1- İşverenin haklı fesih olmaksızın işçiyi işten çıkarması hali:

İşveren, Yargıtayca belirlenmiş haklı sebep halleri olmaksızın bir işçinin iş akdine son verdiği takdirde, ona kendisine yeni bir iş bulmak için süre tanımakla yükümlüdür. Bu süre işçinin kıdemine göre hesaplanan ve kıdem yükseldikçe artan, kanunda düzenlenen bir haldir. Bu süre zarfında işveren işçiyi çalıştırmaya devam eder ancak haftanın belirli saatlerinde işçiye iş arama izni vermek zorundadır. Üstelik bu dönem kapsamında işçi tam ücret kazanmaya devam eder. Bununla birlikte işveren işçi ile ilişkisini derhal sonlandırmak isteyebilir. İşte bu noktada işçi, ihbar süresince kazanacağı hak edişlerini işverenden talep etme hakkı kazanır. Biz buna uygulamada ihbar tazminatı adı vermekteyiz.
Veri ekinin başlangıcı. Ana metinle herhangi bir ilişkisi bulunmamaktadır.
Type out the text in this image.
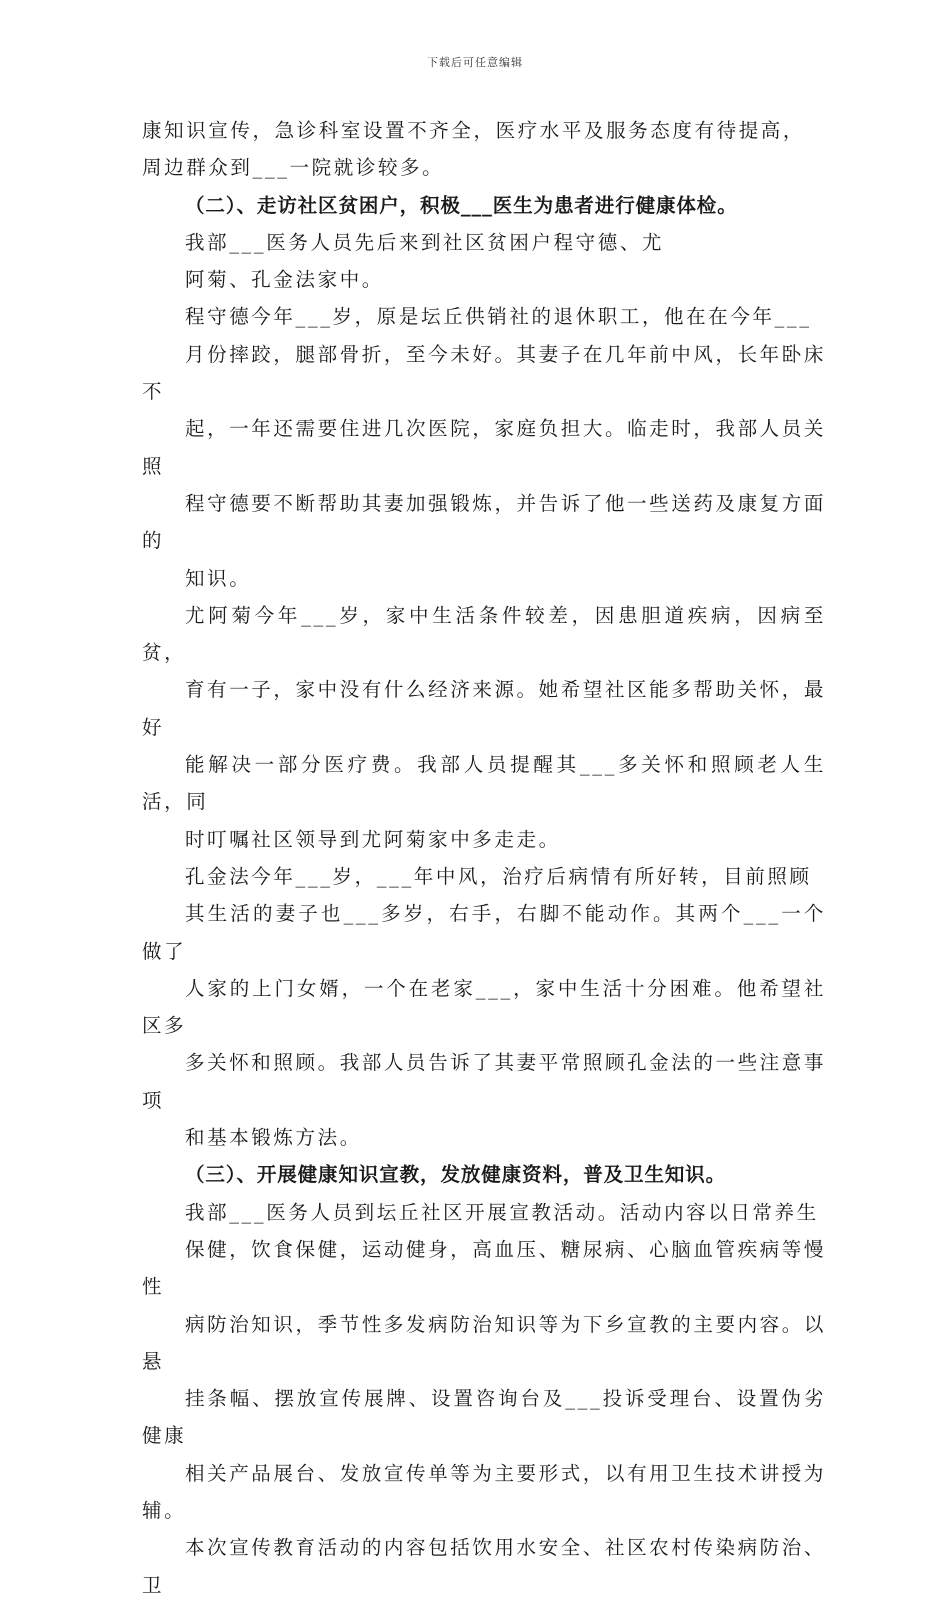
下载后可任意编辑

康知识宣传，急诊科室设置不齐全，医疗水平及服务态度有待提高，
周边群众到___一院就诊较多。

（二）、走访社区贫困户，积极___医生为患者进行健康体检。

我部___医务人员先后来到社区贫困户程守德、尤
阿菊、孔金法家中。

程守德今年___岁，原是坛丘供销社的退休职工，他在在今年___
月份摔跤，腿部骨折，至今未好。其妻子在几年前中风，长年卧床不
起，一年还需要住进几次医院，家庭负担大。临走时，我部人员关照
程守德要不断帮助其妻加强锻炼，并告诉了他一些送药及康复方面的
知识。

尤阿菊今年___岁，家中生活条件较差，因患胆道疾病，因病至贫，
育有一子，家中没有什么经济来源。她希望社区能多帮助关怀，最好
能解决一部分医疗费。我部人员提醒其___多关怀和照顾老人生活，同
时叮嘱社区领导到尤阿菊家中多走走。

孔金法今年___岁，___年中风，治疗后病情有所好转，目前照顾
其生活的妻子也___多岁，右手，右脚不能动作。其两个___一个做了
人家的上门女婿，一个在老家___，家中生活十分困难。他希望社区多
多关怀和照顾。我部人员告诉了其妻平常照顾孔金法的一些注意事项
和基本锻炼方法。

（三）、开展健康知识宣教，发放健康资料，普及卫生知识。

我部___医务人员到坛丘社区开展宣教活动。活动内容以日常养生
保健，饮食保健，运动健身，高血压、糖尿病、心脑血管疾病等慢性
病防治知识，季节性多发病防治知识等为下乡宣教的主要内容。以悬
挂条幅、摆放宣传展牌、设置咨询台及___投诉受理台、设置伪劣健康
相关产品展台、发放宣传单等为主要形式，以有用卫生技术讲授为辅。
本次宣传教育活动的内容包括饮用水安全、社区农村传染病防治、卫
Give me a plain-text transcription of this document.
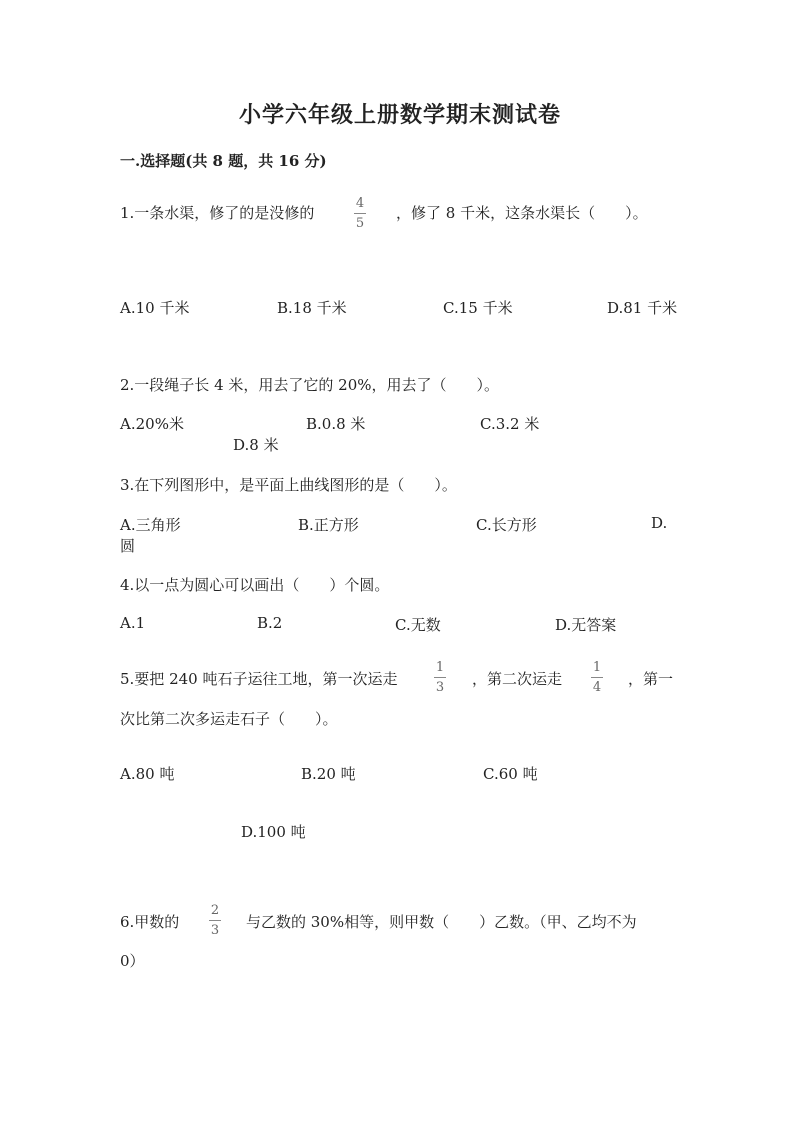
小学六年级上册数学期末测试卷
一.选择题(共 8 题，共 16 分)
1.一条水渠，修了的是没修的
4
5
，修了 8 千米，这条水渠长（　　）。
A.10 千米	B.18 千米	C.15 千米	D.81 千米
2.一段绳子长 4 米，用去了它的 20%，用去了（　　）。
A.20%米	B.0.8 米	C.3.2 米
D.8 米
3.在下列图形中，是平面上曲线图形的是（　　）。
A.三角形	B.正方形	C.长方形	D.
圆
4.以一点为圆心可以画出（　　）个圆。
A.1	B.2	C.无数	D.无答案
5.要把 240 吨石子运往工地，第一次运走
1
3 ，第二次运走
1
4 ，第一
次比第二次多运走石子（　　）。
A.80 吨	B.20 吨	C.60 吨
D.100 吨
6.甲数的
2
3 与乙数的 30%相等，则甲数（　　）乙数。（甲、乙均不为
0）
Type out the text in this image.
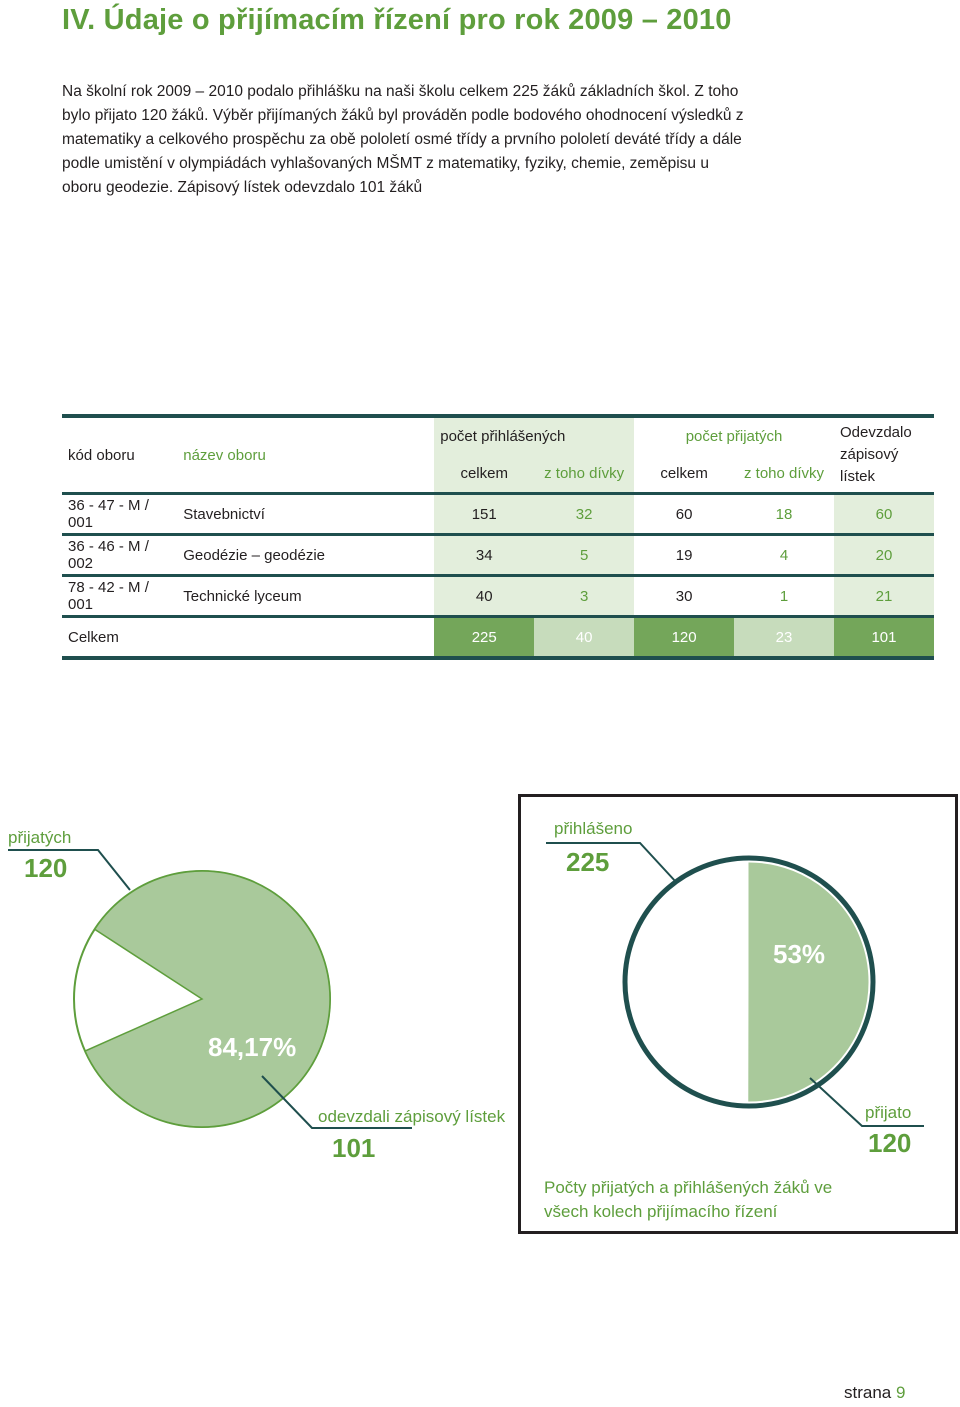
IV. Údaje o přijímacím řízení pro rok 2009 – 2010

Na školní rok 2009 – 2010 podalo přihlášku na naši školu celkem 225 žáků základních škol. Z toho bylo přijato 120 žáků. Výběr přijímaných žáků byl prováděn podle bodového ohodnocení výsledků z matematiky a celkového prospěchu za obě pololetí osmé třídy a prvního pololetí deváté třídy a dále podle umistění v olympiádách vyhlašovaných MŠMT z matematiky, fyziky, chemie, zeměpisu u oboru geodezie. Zápisový lístek odevzdalo 101 žáků

kód oboru	název oboru	počet přihlášených		počet přijatých		Odevzdalo zápisový lístek
		celkem	z toho dívky	celkem	z toho dívky	
36 - 47 - M / 001	Stavebnictví	151	32	60	18	60
36 - 46 - M / 002	Geodézie – geodézie	34	5	19	4	20
78 - 42 - M / 001	Technické lyceum	40	3	30	1	21
Celkem		225	40	120	23	101
přijatých
120
84,17%
odevzdali zápisový lístek
101
přihlášeno
225
53%
přijato
120
Počty přijatých a přihlášených žáků ve všech kolech přijímacího řízení
strana 9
2- İşçinin haklı bir fesih olmaksızın işten ayrılması hali:

Uygulamada çok sık görülmese de, kanun işvereni de korumuş ve ansızın ayrılmak işçiye de bir takım sorumluluklar yüklemiştir. Aynı şekilde kıdem ile paralel olarak düzenlenen süreler boyunca ayrılmak isteyen işçi, iş yerinde çalışmaya devam etmek; derhal ayrılmak istiyorsa bu kez bizzat kendisi işverene ihbar tazminatı ödemek zorundadır. Dava konusu daha çok işçinin haksız feshi halinde görülmekteyse de, işverenin de böyle bir hakkının olduğu unutulmamalıdır.

İhbar tazminatı neye göre hesaplanır?

İş kanunu bu konuda hiçbir tereddüde yer bırakmamaktadır. Kanun, 6 aydan az çalışan işçiye 2 haftalık, 6 hafta ile 1.5 yıl arasında çalışan işçiye 4 haftalık, 1.5 yıl ile 3 yıl arasında çalışan işçiye 6 haftalık, 3 yıldan fazla çalışmış işçiye ise 8 haftalık ihbar süresi verilmesi gerektiğini, süre verilmediği takdirde bu sürelere denk gelen brüt ücretin işçiye ödenmesini düzenlemiştir.

Süreli iş sözleşmelerinde ihbar tazminatı oluşur mu?

Kural olarak süreli iş sözleşmelerinde ihbar tazminatına hak kazanılmaz. Bununla beraber yapılan sözleşme her yıl yenileniyorsa, hatta Yargıtayın kesin tabiriyle üst üste 2 kez yenilenmişse, sözleşme her ne kadar süreli iş sözleşmesi olarak düzenlense de süresiz iş sözleşmesi olarak değerlendirilecek, işçi ihbar tazminatına hak kazanacaktır.

Arabuluculuk dava şartı mıdır?

İş akdinden doğan tüm alacaklar gibi ihbar tazminatı istemli dava açmak için de arabuluculuk ön koşulu söz konusudur. Arabuluculuğa başvurulmadan açılan davalar reddedilir. Kaldı ki, arabuluculuk da etkin olmayan bir yöntem değildir. Birçok uyuşmazlık dava konusu olmadan çözülebilmektedir. Burada önemli olan husus, arabuluculuk görüşmelerinde avukat refakatinde olmak hatta mümkünse görüşmeyi tamamen avukata bırakmaktır. Zira işveren taraf avukatsız işçiye çoğu zaman hak edişlerinin çok daha küçük bir kısmını ödeyerek dosyayı kapatmakta, ciddi hak kayıpları söz konusu olmaktadır.